19 kardeşinin katili 3. Mehmed, karışıklıklar, idamlarla geçen 8 yıllık saltanatının son aylarında, kendi yetişkin oğlu Şehzade Mahmud’u da “Tahtımda gözü var!” suçlamasıyla boğdurmuş; diğer şehzadesi Ahmed’i de Celâlî Ayaklanmaları nedeniyle sancağa göndermemiş, sarayda tutmuştu. 14 yaşındaki Ahmed, babasının öldüğü 22 Aralık 1603 tarihinde sarayda cülûs etti. Bu da bir ilkti.
Bu yazı münasebetiyle belirtelim: Şehzadelerin ve Sultanefendi denen padişah kızlarının doğumları ve ecel ölümleri saray kaynaklı resmî-yazılı belge konuları olurken, boğulan şehzadeler için yazılı saray kaynaklı bir belge görülmüş değildir. Bu saray cinayetleri, dönemin ve sonraki tarihçilerin ruznâme ve tarihlerinden öğrenilebilir.
17.YÜZYIL
‘Saltanat babadan-oğula’ kuralın neden ve hangi koşullarda değişti?
Osmanoğulları saltanatında tahtın mutlaka babadan tek oğula geçmesi için kimi şehzadelerin boğdurtulması 1603’e kadar aksatılmadı. Bu dönemde devleti, 1. Osman’dan 1. Ahmed’e 314 yılda babadan oğula 14 padişah temsil etti. 1603’te 14 yaşında tahta geçen, 1617’de ölen 1. Ahmed’in yerine sözde bir Divan-ı Hümâyun kararı ile oğlu 2. Osman değil, o tarihe kadar varlığı bilinmeyen, Ahmed’in kardeşi akıl yoksunu Mustafa geçirildi. 3 ay sonra deli denilerek tahttan indirildi ve 2. Osman tahta çıktı. 2. Osman ise kısa saltanatında kardeşi şehzade Mehmed’i boğdurttu. Bu evrede bir kural değişimi ile “saltanat babadan oğula geçer” dönemi kapanmış; 2. Osman bu yeni kuralı berkitmek ve daha tehlikeli-korkutucu bir vurgu olsun diye kardeşini öldürtmüştü.

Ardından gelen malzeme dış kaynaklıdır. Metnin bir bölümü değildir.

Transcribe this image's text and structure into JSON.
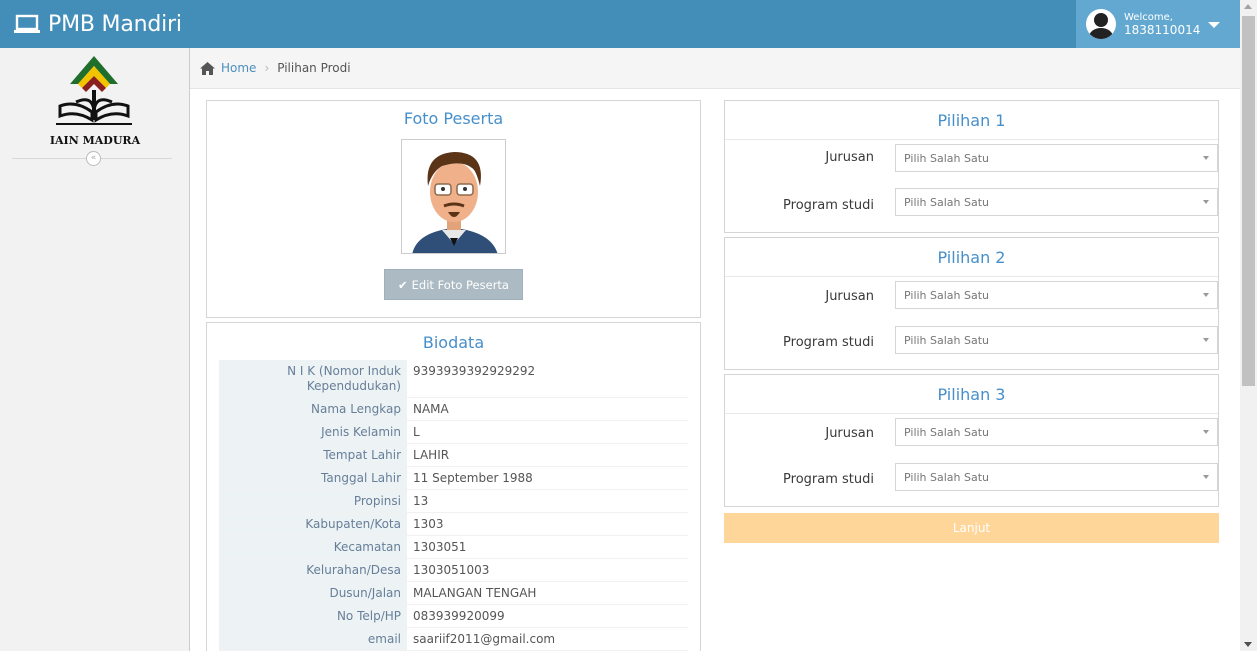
{
  "navbar": {
    "brand": "PMB Mandiri",
    "welcome_label": "Welcome,",
    "username": "1838110014"
  },
  "sidebar": {
    "logo_text": "IAIN MADURA",
    "collapse_symbol": "«"
  },
  "breadcrumb": {
    "home": "Home",
    "separator": "›",
    "current": "Pilihan Prodi"
  },
  "photo_panel": {
    "title": "Foto Peserta",
    "edit_button": "Edit Foto Peserta"
  },
  "biodata": {
    "title": "Biodata",
    "rows": [
      {
        "label": "N I K (Nomor Induk Kependudukan)",
        "value": "9393939392929292"
      },
      {
        "label": "Nama Lengkap",
        "value": "NAMA"
      },
      {
        "label": "Jenis Kelamin",
        "value": "L"
      },
      {
        "label": "Tempat Lahir",
        "value": "LAHIR"
      },
      {
        "label": "Tanggal Lahir",
        "value": "11 September 1988"
      },
      {
        "label": "Propinsi",
        "value": "13"
      },
      {
        "label": "Kabupaten/Kota",
        "value": "1303"
      },
      {
        "label": "Kecamatan",
        "value": "1303051"
      },
      {
        "label": "Kelurahan/Desa",
        "value": "1303051003"
      },
      {
        "label": "Dusun/Jalan",
        "value": "MALANGAN TENGAH"
      },
      {
        "label": "No Telp/HP",
        "value": "083939920099"
      },
      {
        "label": "email",
        "value": "saariif2011@gmail.com"
      }
    ]
  },
  "pilihan": [
    {
      "title": "Pilihan 1",
      "jurusan_label": "Jurusan",
      "jurusan_value": "Pilih Salah Satu",
      "prodi_label": "Program studi",
      "prodi_value": "Pilih Salah Satu"
    },
    {
      "title": "Pilihan 2",
      "jurusan_label": "Jurusan",
      "jurusan_value": "Pilih Salah Satu",
      "prodi_label": "Program studi",
      "prodi_value": "Pilih Salah Satu"
    },
    {
      "title": "Pilihan 3",
      "jurusan_label": "Jurusan",
      "jurusan_value": "Pilih Salah Satu",
      "prodi_label": "Program studi",
      "prodi_value": "Pilih Salah Satu"
    }
  ],
  "lanjut_button": "Lanjut",
  "colors": {
    "navbar": "#438eb9",
    "user_box": "#62a8d1",
    "title_blue": "#478fca",
    "lanjut": "#ffd699",
    "edit_button": "#abbac3"
  },
  "icons": {
    "brand": "laptop-icon",
    "user": "user-avatar-icon",
    "home": "home-icon",
    "edit": "check-icon"
  }
}
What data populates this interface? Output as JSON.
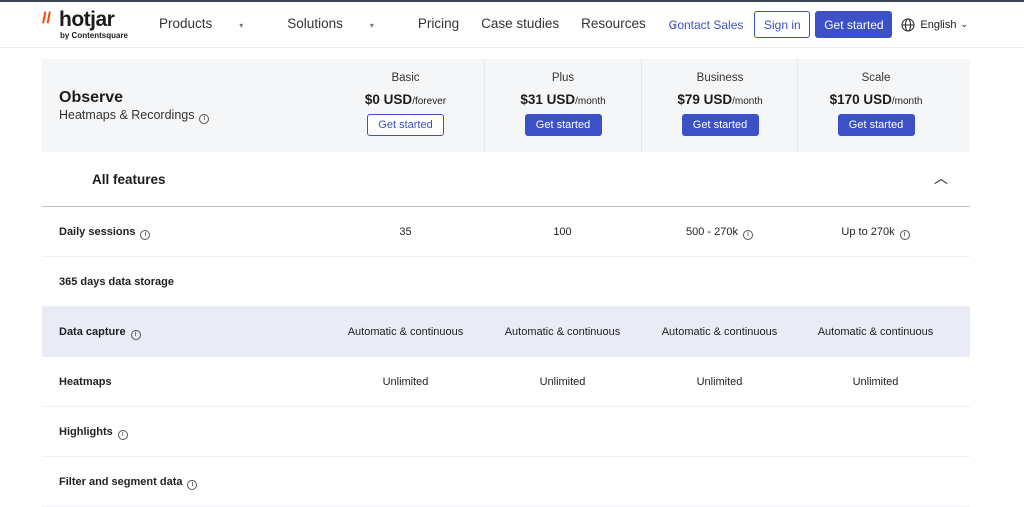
{
  "nav": {
    "logo": "hotjar",
    "logo_sub": "by Contentsquare",
    "menu": [
      "Products",
      "Solutions",
      "Pricing",
      "Case studies",
      "Resources"
    ],
    "contact": "Contact Sales",
    "signin": "Sign in",
    "cta": "Get started",
    "lang": "English"
  },
  "header": {
    "title": "Observe",
    "subtitle": "Heatmaps & Recordings",
    "plans": [
      {
        "name": "Basic",
        "price": "$0 USD",
        "period": "/forever",
        "button": "Get started"
      },
      {
        "name": "Plus",
        "price": "$31 USD",
        "period": "/month",
        "button": "Get started"
      },
      {
        "name": "Business",
        "price": "$79 USD",
        "period": "/month",
        "button": "Get started"
      },
      {
        "name": "Scale",
        "price": "$170 USD",
        "period": "/month",
        "button": "Get started"
      }
    ]
  },
  "all_features": "All features",
  "rows": [
    {
      "label": "Daily sessions",
      "values": [
        "35",
        "100",
        "500 - 270k",
        "Up to 270k"
      ]
    },
    {
      "label": "365 days data storage",
      "values": [
        "",
        "",
        "",
        ""
      ]
    },
    {
      "label": "Data capture",
      "values": [
        "Automatic & continuous",
        "Automatic & continuous",
        "Automatic & continuous",
        "Automatic & continuous"
      ]
    },
    {
      "label": "Heatmaps",
      "values": [
        "Unlimited",
        "Unlimited",
        "Unlimited",
        "Unlimited"
      ]
    },
    {
      "label": "Highlights",
      "values": [
        "",
        "",
        "",
        ""
      ]
    },
    {
      "label": "Filter and segment data",
      "values": [
        "",
        "",
        "",
        ""
      ]
    }
  ]
}
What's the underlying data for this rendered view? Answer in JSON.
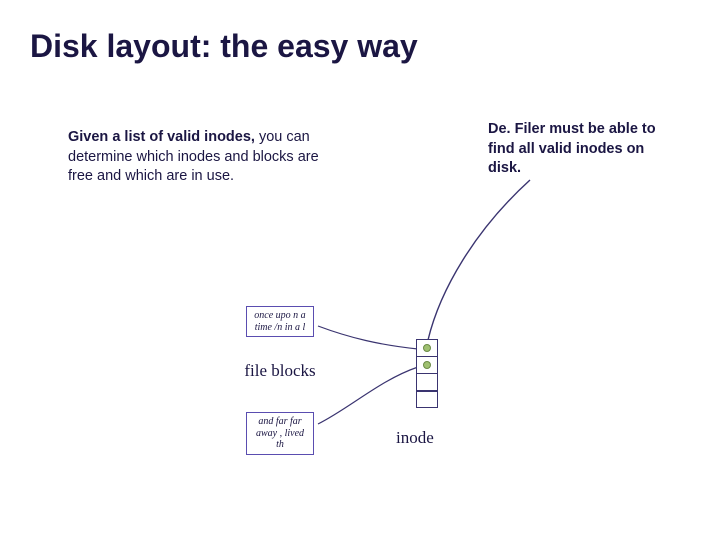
{
  "title": "Disk layout: the easy way",
  "left_block": {
    "bold": "Given a list of valid inodes,",
    "rest": " you can determine which inodes and blocks are free and which are in use."
  },
  "right_block": "De. Filer must be able to find all valid inodes on disk.",
  "snippets": {
    "top": "once upo n a time /n in a l",
    "bottom": "and far far away , lived th"
  },
  "labels": {
    "file_blocks": "file blocks",
    "inode": "inode"
  },
  "colors": {
    "heading": "#1b1643",
    "box_border": "#5a4db0",
    "dot_fill": "#9fc070"
  }
}
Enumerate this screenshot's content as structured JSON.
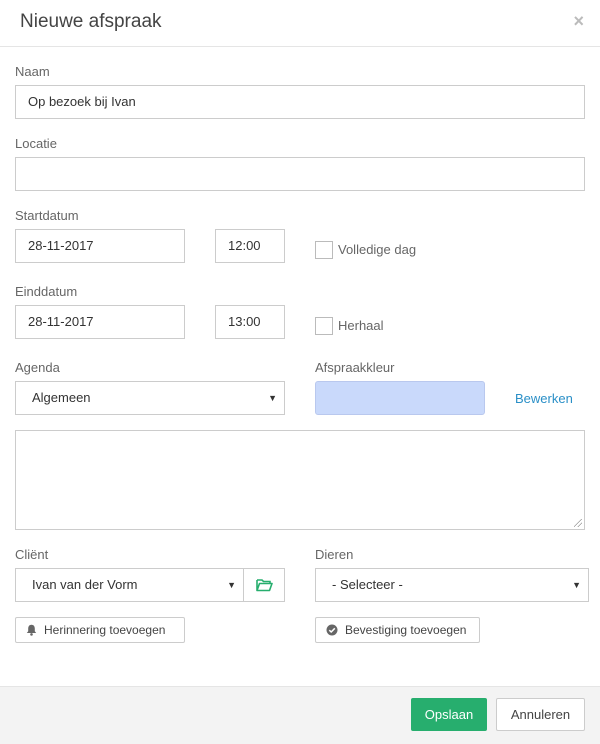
{
  "dialog": {
    "title": "Nieuwe afspraak",
    "close_symbol": "×"
  },
  "form": {
    "name": {
      "label": "Naam",
      "value": "Op bezoek bij Ivan"
    },
    "location": {
      "label": "Locatie",
      "value": ""
    },
    "start": {
      "label": "Startdatum",
      "date": "28-11-2017",
      "time": "12:00",
      "allday_label": "Volledige dag",
      "allday_checked": false
    },
    "end": {
      "label": "Einddatum",
      "date": "28-11-2017",
      "time": "13:00",
      "repeat_label": "Herhaal",
      "repeat_checked": false
    },
    "agenda": {
      "label": "Agenda",
      "selected": "Algemeen"
    },
    "color": {
      "label": "Afspraakkleur",
      "value": "#c9d9fb",
      "edit_link": "Bewerken"
    },
    "notes": {
      "value": ""
    },
    "client": {
      "label": "Cliënt",
      "selected": "Ivan van der Vorm"
    },
    "animals": {
      "label": "Dieren",
      "selected": "- Selecteer -"
    },
    "reminder_button": "Herinnering toevoegen",
    "confirmation_button": "Bevestiging toevoegen"
  },
  "footer": {
    "save": "Opslaan",
    "cancel": "Annuleren"
  },
  "colors": {
    "primary": "#27ae6e",
    "link": "#2a8fc7",
    "swatch": "#c9d9fb"
  },
  "icons": {
    "folder": "folder-open-icon",
    "bell": "bell-icon",
    "check": "check-circle-icon",
    "caret": "caret-down-icon"
  }
}
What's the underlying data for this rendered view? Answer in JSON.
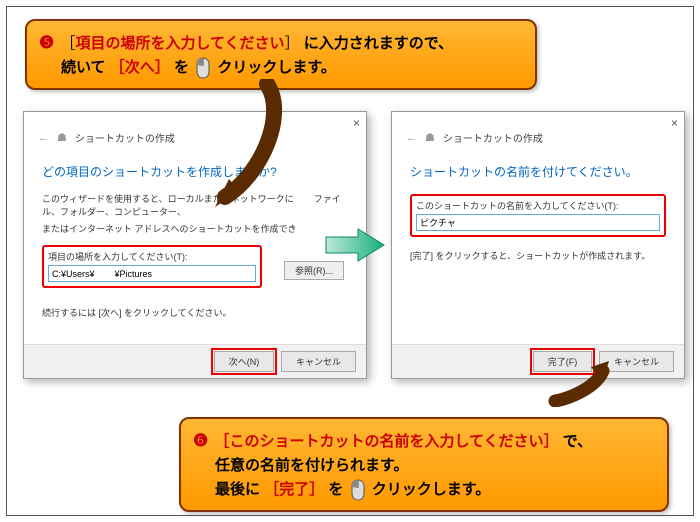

2. Osman da tahttan indirilip Yeniçerilerce öldürülecek, 2. Mustafa ikinci defa tahta çıkartılacak ve tekrar indirilerek hapsedilecekti. “Saltanat hukuku”nun değişmesiyle, önceki padişahlardan birinin oğlu ve yaşça ekber (büyüğü) şehzade olması koşuluyla, bu seçimi yapmak Divan’ın kararına ve şeyhülislâmın fetvasına bağlandı.